Sebagai Skill defensif, ia memiliki potensi yang dimiliki oleh jenis Skill lainnya.

“Agar kau tahu, aku juga memiliki kemampuanmu [Morgan].” Dia menyeringai lebar, mengangkat tangannya sehingga sebuah pedang merah besar muncul tepat di genggamannya.

Pedang itu sepuluh kali lebih tinggi darinya, dan menjulang hingga ke puncak langit.

“Aku penasaran…” Dia menyeringai, menatap Adonis yang cemberut. “… Seberapa banyak lagi yang ingin kau tunjukkan padaku, manusia.”

Dari kelihatannya, ini adalah akhir dari segalanya.

Energi yang melimpah dalam diri manusia itu telah berkurang drastis, dan dia tampak kelelahan. Selain itu, bahkan jika dia bisa lolos dari serangan itu, bagaimana dengan teman-temannya yang lain?

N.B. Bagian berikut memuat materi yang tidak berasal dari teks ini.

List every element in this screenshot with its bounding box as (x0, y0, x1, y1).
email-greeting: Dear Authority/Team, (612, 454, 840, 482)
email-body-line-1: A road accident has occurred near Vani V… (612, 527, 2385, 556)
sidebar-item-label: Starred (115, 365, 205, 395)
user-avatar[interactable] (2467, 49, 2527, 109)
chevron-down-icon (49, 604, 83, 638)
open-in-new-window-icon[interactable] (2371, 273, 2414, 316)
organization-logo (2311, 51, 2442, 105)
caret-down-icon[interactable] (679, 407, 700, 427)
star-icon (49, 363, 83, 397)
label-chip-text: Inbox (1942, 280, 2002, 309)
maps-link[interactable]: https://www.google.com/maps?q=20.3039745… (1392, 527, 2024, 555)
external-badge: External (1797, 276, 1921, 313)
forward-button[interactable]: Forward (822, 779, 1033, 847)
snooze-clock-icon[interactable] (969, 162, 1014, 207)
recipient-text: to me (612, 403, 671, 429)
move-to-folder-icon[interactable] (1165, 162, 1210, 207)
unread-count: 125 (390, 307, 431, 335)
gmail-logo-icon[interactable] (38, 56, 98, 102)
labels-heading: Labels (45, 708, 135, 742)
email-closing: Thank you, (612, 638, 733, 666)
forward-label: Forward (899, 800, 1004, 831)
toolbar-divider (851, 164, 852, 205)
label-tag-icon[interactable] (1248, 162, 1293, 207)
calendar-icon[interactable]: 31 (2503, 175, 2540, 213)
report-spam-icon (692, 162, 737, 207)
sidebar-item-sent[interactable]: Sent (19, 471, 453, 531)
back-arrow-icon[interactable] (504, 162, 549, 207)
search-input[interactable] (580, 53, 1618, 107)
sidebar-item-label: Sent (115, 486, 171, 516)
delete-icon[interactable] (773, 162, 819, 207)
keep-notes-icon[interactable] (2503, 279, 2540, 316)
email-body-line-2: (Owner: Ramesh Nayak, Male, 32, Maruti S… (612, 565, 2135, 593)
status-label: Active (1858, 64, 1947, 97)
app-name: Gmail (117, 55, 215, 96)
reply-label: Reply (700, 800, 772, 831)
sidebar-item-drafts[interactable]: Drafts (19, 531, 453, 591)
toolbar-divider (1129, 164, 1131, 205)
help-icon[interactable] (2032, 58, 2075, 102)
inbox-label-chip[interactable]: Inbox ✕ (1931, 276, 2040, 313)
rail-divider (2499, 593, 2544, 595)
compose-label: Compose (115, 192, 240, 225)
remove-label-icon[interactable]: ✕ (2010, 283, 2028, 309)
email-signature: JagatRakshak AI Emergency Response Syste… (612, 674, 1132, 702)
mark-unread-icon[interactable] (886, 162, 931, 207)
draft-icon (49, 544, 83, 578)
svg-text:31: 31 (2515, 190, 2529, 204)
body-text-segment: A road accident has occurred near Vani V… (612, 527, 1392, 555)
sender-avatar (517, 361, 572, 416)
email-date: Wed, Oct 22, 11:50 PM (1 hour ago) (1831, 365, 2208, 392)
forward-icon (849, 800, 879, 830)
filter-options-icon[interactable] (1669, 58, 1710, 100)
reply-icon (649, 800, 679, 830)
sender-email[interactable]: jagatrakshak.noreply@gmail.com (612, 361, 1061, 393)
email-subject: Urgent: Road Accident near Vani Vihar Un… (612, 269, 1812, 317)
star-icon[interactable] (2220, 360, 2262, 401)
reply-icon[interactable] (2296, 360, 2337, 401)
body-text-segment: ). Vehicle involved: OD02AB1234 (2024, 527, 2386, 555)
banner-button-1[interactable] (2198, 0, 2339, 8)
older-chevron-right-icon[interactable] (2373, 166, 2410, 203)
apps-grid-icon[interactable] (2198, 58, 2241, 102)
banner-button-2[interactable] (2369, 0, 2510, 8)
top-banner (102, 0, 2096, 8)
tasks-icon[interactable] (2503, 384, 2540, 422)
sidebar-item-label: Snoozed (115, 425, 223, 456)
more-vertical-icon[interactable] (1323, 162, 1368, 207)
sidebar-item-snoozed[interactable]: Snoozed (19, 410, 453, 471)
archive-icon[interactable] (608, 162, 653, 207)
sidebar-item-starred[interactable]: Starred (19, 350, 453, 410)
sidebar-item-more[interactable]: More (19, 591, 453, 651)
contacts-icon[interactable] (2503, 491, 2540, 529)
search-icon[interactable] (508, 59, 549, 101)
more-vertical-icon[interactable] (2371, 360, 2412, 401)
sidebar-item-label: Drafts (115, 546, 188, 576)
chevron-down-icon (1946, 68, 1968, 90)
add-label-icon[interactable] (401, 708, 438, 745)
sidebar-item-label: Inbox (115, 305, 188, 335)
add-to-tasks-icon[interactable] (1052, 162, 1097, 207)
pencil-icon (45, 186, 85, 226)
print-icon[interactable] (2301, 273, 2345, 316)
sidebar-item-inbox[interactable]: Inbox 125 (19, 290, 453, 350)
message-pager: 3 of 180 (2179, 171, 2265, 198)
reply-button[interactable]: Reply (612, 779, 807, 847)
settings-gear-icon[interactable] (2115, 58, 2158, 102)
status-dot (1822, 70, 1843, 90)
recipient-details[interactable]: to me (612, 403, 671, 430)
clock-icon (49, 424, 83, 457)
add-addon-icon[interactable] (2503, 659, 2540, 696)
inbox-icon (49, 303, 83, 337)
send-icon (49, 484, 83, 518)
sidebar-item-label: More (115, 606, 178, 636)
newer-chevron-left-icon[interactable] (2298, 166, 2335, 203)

Keadaannya terlihat sangat buruk baginya, dan Kar’en menikmati kenyataan itu.

“Cobalah bertahan hidup!”

Dan begitulah, dengan satu ayunan santai… mata pisau mulai turun.

[JENDELA STATUS]

– Nama: Kar’en

– Ras: Naga (Spesies Kematian)

– Kelas: Umum (Tier A)

– Level: 290 (56,99% EXP)

– Kekuatan Hidup: 10.900 (+5.000)

– Level Mana: 12.700 (+5.000)

– Kemampuan Tempur: 15.000 (+5.000)

– Poin Statistik: 0

– Keterampilan (Eksklusif): [Salin].

– Kemampuan (Tidak Eksklusif): [Sihir Kutukan Mutlak]. [Sinar Merah Mutlak]. [Pemulihan Mana Agung]. [Regenerasi Agung]. [Serangan Cakar Agung]. [Napas Naga: Negatif]. [Penerbangan Naga Agung]. [Ketahanan Naga Agung]. [Kekuatan Naga Agung]. [Pemicu Ketakutan Agung].

– Alignment: Chaotic Evil

[Informasi Tambahan]

Salah satu Jenderal Naga paling berbakat di generasi saat ini, pemimpin salah satu dari 7 Pasukan Besar Kekaisaran Naga, dan calon penerus potensial bagi Penguasa Naga Kematian.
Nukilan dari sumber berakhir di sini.